Congresswoman Waters Honors the Legacy of President Nelson Mandela
WASHINGTON—Congresswoman Maxine Waters (CA-43), Ranking Member of the House Financial Services Committee, released the following statement in recognition of Nelson Mandela International Day which was commemorated by the United Nations General Assembly in recognition of his lifetime of service in South Africa and all over the world:
“Today, it is with great pride that I join millions of people around the world to honor the life and legacy of South African President Nelson Mandela. In his 95 years of life, President Mandela, or ‘Madiba’ as he was affectionately called, was a revolutionary and transformative leader who forever changed the world through his steadfast dedication to freedom, equality, and human rights. After spending 27 years in prison, Nelson Mandela became the first black South African to be elected President in what was also the first free, multi-racial, democratic election in South African history. While President Mandela used his administration to dismantle apartheid, combat institutional racism, and begin the process of racial reconciliation in his country, his efforts also taught the world the power of one man having the fortitude to sacrifice his own ideals for a cause greater than himself.
“To me, Nelson Mandela is more than a world-renowned hero – I had the distinct honor and privilege of calling him a friend. His leadership of the international anti-apartheid movement encouraged me to take action here in the United States where I served as the Los Angles Chair of the Free South Africa Movement, organized countless anti-apartheid rallies in Los Angeles, led a sit-in at the South African Consulate General Office in Los Angeles, and was even arrested during a protest at the South African Embassy in Washington, DC. As a member of the California State Assembly, I fought for the passage of Assembly Bill 134 which forced California to divest $12 billion in state pension funds tied to the apartheid regime in South Africa. Additionally, in 1990, I chaired the committee in Los Angles that brought over 90,000 people together in the Los Angeles Memorial Coliseum to welcome Nelson Mandela into the United States, and I also traveled with the official United States delegation to South Africa in 1994 to attend his inauguration as President of South Africa. In 1998, I was honored to welcome President Mandela to the United States once again, this time to receive the U.S. Congressional Gold Medal.

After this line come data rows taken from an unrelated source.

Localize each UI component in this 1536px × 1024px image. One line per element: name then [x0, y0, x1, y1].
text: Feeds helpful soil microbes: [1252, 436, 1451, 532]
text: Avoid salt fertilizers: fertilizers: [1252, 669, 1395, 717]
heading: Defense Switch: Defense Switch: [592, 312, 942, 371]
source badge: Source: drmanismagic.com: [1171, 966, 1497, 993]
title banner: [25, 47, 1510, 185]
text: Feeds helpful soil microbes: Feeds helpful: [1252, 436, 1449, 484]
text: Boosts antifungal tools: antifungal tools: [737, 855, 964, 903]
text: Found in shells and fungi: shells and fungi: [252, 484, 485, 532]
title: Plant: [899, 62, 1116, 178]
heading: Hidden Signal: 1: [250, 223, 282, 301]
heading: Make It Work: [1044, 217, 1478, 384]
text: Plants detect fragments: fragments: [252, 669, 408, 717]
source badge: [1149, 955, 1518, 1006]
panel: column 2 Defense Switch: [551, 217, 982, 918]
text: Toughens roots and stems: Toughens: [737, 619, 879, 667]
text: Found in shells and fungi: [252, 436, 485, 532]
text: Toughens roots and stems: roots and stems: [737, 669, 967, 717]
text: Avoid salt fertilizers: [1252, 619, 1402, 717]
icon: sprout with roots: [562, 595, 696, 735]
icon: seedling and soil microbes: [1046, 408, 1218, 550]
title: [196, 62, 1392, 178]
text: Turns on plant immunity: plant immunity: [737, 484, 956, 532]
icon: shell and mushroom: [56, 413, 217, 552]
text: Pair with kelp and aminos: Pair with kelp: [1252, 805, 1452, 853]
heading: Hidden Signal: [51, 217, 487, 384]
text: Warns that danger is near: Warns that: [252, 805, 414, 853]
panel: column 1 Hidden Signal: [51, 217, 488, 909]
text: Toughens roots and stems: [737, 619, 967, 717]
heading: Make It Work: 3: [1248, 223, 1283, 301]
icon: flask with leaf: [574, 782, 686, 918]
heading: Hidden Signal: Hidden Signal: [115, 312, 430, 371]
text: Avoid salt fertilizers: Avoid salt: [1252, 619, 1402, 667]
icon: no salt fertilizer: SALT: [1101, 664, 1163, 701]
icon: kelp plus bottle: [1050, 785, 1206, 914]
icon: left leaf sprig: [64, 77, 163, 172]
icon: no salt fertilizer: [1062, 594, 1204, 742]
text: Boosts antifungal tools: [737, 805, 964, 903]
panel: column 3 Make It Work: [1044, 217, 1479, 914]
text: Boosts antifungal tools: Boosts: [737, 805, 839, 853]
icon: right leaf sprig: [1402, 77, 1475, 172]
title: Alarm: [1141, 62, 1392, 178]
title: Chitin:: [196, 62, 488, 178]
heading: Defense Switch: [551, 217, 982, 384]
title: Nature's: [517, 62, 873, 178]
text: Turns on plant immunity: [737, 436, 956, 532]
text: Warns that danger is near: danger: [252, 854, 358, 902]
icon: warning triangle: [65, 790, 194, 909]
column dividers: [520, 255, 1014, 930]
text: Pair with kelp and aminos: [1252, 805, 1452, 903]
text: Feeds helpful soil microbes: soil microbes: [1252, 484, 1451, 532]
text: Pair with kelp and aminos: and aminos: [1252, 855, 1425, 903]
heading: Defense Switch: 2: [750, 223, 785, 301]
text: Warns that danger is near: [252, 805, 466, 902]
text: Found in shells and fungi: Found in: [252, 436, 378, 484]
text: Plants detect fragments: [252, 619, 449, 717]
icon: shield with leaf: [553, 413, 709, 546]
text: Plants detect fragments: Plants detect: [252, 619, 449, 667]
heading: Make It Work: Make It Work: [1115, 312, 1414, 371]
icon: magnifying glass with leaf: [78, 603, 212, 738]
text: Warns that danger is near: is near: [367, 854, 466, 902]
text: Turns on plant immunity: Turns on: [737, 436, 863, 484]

“As we reflect on Nelson Mandela’s memory today, on what would have been his 99th birthday, let us remember when he once said, ‘What counts in life is not the mere fact that we have lived. It is what difference we have made to the lives of others that will determine the significance of the life we lead.' Few embody this quote better than Nelson Mandela himself, and it is my sincere hope that my own career in public service lives up to his extraordinary example.”